IP-Telefone mit einer externen SIP-Telefonanlage per OpenVPN verbinden

IP-Telefone mit einer externen SIP-Telefonanlage per OpenVPN verbinden

datamate bietet seit dem Frühjahr 2023 keine Leistungen mehr zum Thema VoIP/3CX an. Bitte wenden Sie sich vertrauensvoll an unseren Nachfolger systemwerk.

Im Büroeinsatz oder im Home Office will man manchmal auf ein gutes altes Tischtelefon einfach nicht verzichten. Solange sich die Telefonanlage im gleichen Netzwerk befindet oder direkt über das Internet erreichbar ist, kann die Einrichtung des Telefons nach Schema F erfolgen. Wenn aber die Telefonanlage aus Sicherheitsgründen nur über eine VPN-Verbindung erreichbar ist – was wir sehr empfehlen – dann ist die Einrichtung komplizierter – insbesondere bei einer Zweifaktorauthentifizierung. Mit diesem Beitrag wollen wir dabei Hilfestellung geben. Am Beispiel eines Yealink IP-Telefons der T4-Serie zeigen wir, wie man ein IP-Telefon über eine VPN-Verbindung mit der Askozia-Telefonanlage unseres Small Business Servers Fellow verbindet und so z.B. auch von zu Hause aus die Firmen-Telefonananlage nutzen kann.

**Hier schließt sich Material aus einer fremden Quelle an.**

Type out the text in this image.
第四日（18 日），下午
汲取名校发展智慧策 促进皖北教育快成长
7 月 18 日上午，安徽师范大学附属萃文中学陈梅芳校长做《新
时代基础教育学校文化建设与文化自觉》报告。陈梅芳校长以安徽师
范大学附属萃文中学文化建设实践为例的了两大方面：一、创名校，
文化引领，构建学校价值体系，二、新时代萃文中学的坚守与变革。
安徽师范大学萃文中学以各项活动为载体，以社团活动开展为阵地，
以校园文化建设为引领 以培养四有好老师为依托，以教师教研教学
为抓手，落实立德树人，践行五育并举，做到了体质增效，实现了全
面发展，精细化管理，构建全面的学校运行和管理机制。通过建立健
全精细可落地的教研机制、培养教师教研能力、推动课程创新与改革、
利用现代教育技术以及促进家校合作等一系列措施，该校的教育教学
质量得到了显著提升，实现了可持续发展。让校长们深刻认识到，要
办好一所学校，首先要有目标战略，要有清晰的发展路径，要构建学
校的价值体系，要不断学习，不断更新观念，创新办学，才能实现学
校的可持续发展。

** Update Mai 2018: Aufgrund der Einstellung der Askozia PBX-Software in Folge der Akquisition des Herstellers durch 3CX ist die Telefonanlage nicht mehr Bestandteil des Softwarepakets unsers Small Business Servers. Die generellen Aussagen des Artikels sind weiterhin gültig. **

Augen auf beim IP-Telefon Kauf

Befinden sich IP-Telefon und Telefonanlage im gleichen Netzwerk oder ist die Telefonanlage direkt aus dem Internet per URL erreichbar (wie z.B. bei der Cloud-Telefonanlage von Sipgate), dann muss man beim Kauf der Telefoniegeräte wenig beachten. Der Aufbau einer solchen Verbindung ist eine Pflichtfunktionalität aller IP-Telefone. Anders sieht es aus, wenn sich die Telefonanlage hinter einer Firewall befindet und die Kommunikation zwischen Telefon und Anlage eine VPN-Verbindung erfordert. Der Grund: VPN-Unterstützung und erst recht OpenVPN-Unterstützung bringt nicht jedes IP-Telefon mit.

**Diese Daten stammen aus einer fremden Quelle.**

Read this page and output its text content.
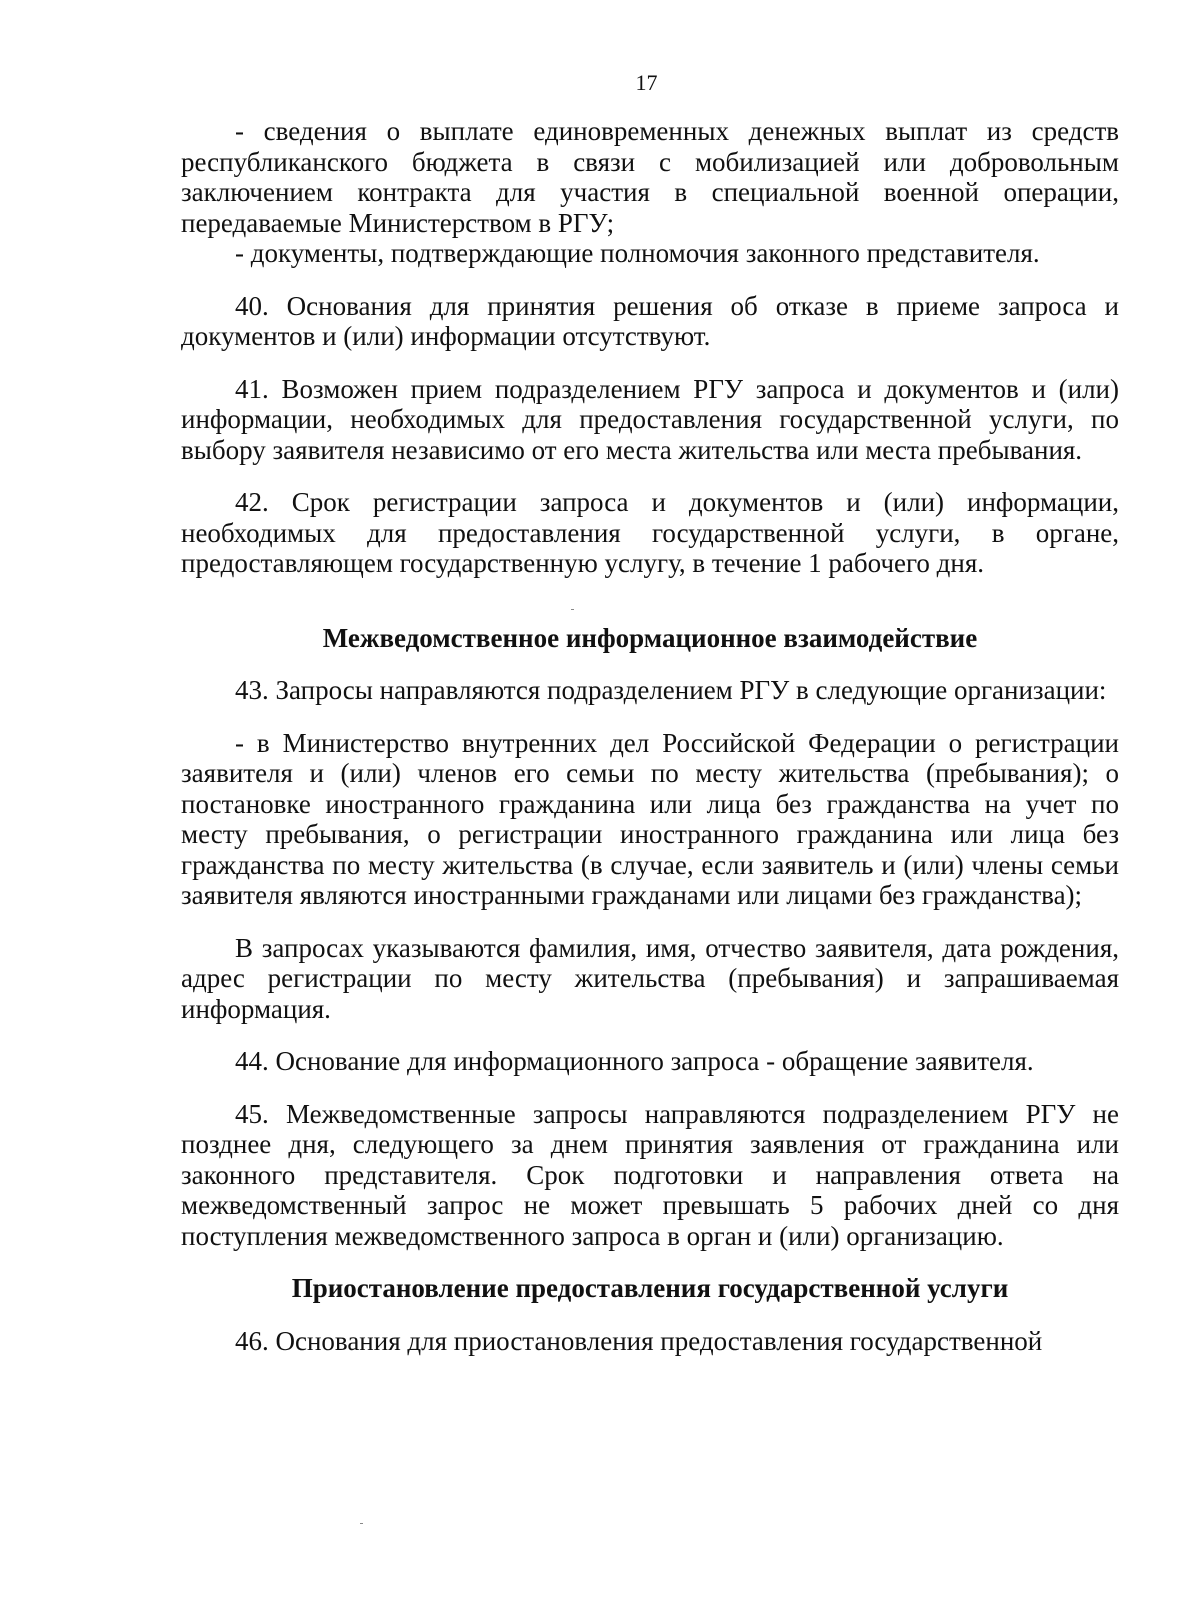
17

- сведения о выплате единовременных денежных выплат из средств республиканского бюджета в связи с мобилизацией или добровольным заключением контракта для участия в специальной военной операции, передаваемые Министерством в РГУ;

- документы, подтверждающие полномочия законного представителя.

40. Основания для принятия решения об отказе в приеме запроса и документов и (или) информации отсутствуют.

41. Возможен прием подразделением РГУ запроса и документов и (или) информации, необходимых для предоставления государственной услуги, по выбору заявителя независимо от его места жительства или места пребывания.

42. Срок регистрации запроса и документов и (или) информации, необходимых для предоставления государственной услуги, в органе, предоставляющем государственную услугу, в течение 1 рабочего дня.

Межведомственное информационное взаимодействие

43. Запросы направляются подразделением РГУ в следующие организации:

- в Министерство внутренних дел Российской Федерации о регистрации заявителя и (или) членов его семьи по месту жительства (пребывания); о постановке иностранного гражданина или лица без гражданства на учет по месту пребывания, о регистрации иностранного гражданина или лица без гражданства по месту жительства (в случае, если заявитель и (или) члены семьи заявителя являются иностранными гражданами или лицами без гражданства);

В запросах указываются фамилия, имя, отчество заявителя, дата рождения, адрес регистрации по месту жительства (пребывания) и запрашиваемая информация.

44. Основание для информационного запроса - обращение заявителя.

45. Межведомственные запросы направляются подразделением РГУ не позднее дня, следующего за днем принятия заявления от гражданина или законного представителя. Срок подготовки и направления ответа на межведомственный запрос не может превышать 5 рабочих дней со дня поступления межведомственного запроса в орган и (или) организацию.

Приостановление предоставления государственной услуги

46. Основания для приостановления предоставления государственной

Wir bei datamate arbeiten gerne mit den hochwertigen Yealink IP-Telefonen der T4-Serie. Diese bieten ein sehr gutes Preis-Leistungsverhältnis und – für diesen Beitrag relevant – unterstützen von Hause aus OpenVPN. (OpenVPN ist der VPN-Standard, den wir auf unseren Servern verwenden.) Wacklige Adapterlösungen oder Firewall-zu-Firewall VPNs, wie man sie typischerweise bei der Anbindung von zwei Firmenstandorten nutzt, erspart man sich damit.

Direkte Verbindung zwischen Telefon und Telefonanlage über das Internet

In der Theorie ist das Vorgehen zum Verbinden des Telefons mit der Telefonanlage über das Internet per VPN ganz einfach: Man versorgt das Telefon mit einem VPN-Zertifikat, das SIP-Telefon baut mit diesem eine Verbindung ins Netzwerk der VoIP-Telefonanlage auf und meldet sich dann mit den Zugangsdaten an der Telefonanlage an. Schon kann man lostelefonieren.

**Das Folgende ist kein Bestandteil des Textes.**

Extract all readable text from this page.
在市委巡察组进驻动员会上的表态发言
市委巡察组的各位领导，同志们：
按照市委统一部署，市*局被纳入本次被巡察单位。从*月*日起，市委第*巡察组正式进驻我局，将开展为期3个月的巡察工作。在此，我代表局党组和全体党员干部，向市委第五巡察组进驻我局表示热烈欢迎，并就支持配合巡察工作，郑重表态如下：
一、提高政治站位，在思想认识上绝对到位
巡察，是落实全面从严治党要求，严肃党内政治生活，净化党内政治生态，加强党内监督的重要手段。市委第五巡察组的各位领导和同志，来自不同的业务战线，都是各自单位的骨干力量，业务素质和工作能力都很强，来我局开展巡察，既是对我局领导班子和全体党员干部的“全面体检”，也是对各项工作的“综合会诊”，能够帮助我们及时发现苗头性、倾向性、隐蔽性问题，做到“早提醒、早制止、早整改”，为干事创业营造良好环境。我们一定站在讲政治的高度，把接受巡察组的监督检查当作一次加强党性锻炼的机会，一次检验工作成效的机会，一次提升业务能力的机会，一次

In der Praxis ist es leider nicht ganz so einfach. Die Telefone bieten meist keine komfortable Benutzeroberfläche wie z.B. ein OpenVPN-Client für Windows & Co, die Rückmeldung vom Telefon beschränkt sich in aller Regel auf “geht” oder “geht nicht” und auch die Dokumentation hat ihre Tücken. Bei den von uns für diesen Beitrag herangezogenen Yealink-Telefonen haben wir in den Anleitungen des Herstellers gleich mehrere Fehler gefunden. Manchmal stimmen die Dateipfade nicht, mal werden Dateinamen durcheinandergewirbelt oder auf wichtige Aspekte wird nicht hingewiesen. Jeder einzeln Fehler kann den Verbindungsaufbau behindern und zu viel Frust führen.

Die folgende Beschreibung basiert auf einem eingerichteten datamate-Fellow mitsamt konfiguriertem OpenVPN-Dienst und Askozia-Telefonanlage. Wenn Du ein anderes System haben oder andere Softwarelösungen verwenden und Hilfe bei der Einrichtung benötigen, dann rufe uns an: +49 (0)6131 3270777. Wir helfen Dir gerne bei der Anbindung Deines Telefons per VPN.

Schritt 1: Firmware Update

Nicht zwangsläufig nötig, aber ein Firmware Update des Telefons verhindert manchmal ungewollte Probleme. Zum Zeitpunkt der Veröffentlichung dieses Textes war die Version 81 (36.81.0.110) aktuell, welche wir auch für unsere Tests mit dem T41P, T42G und T46G verwendet haben.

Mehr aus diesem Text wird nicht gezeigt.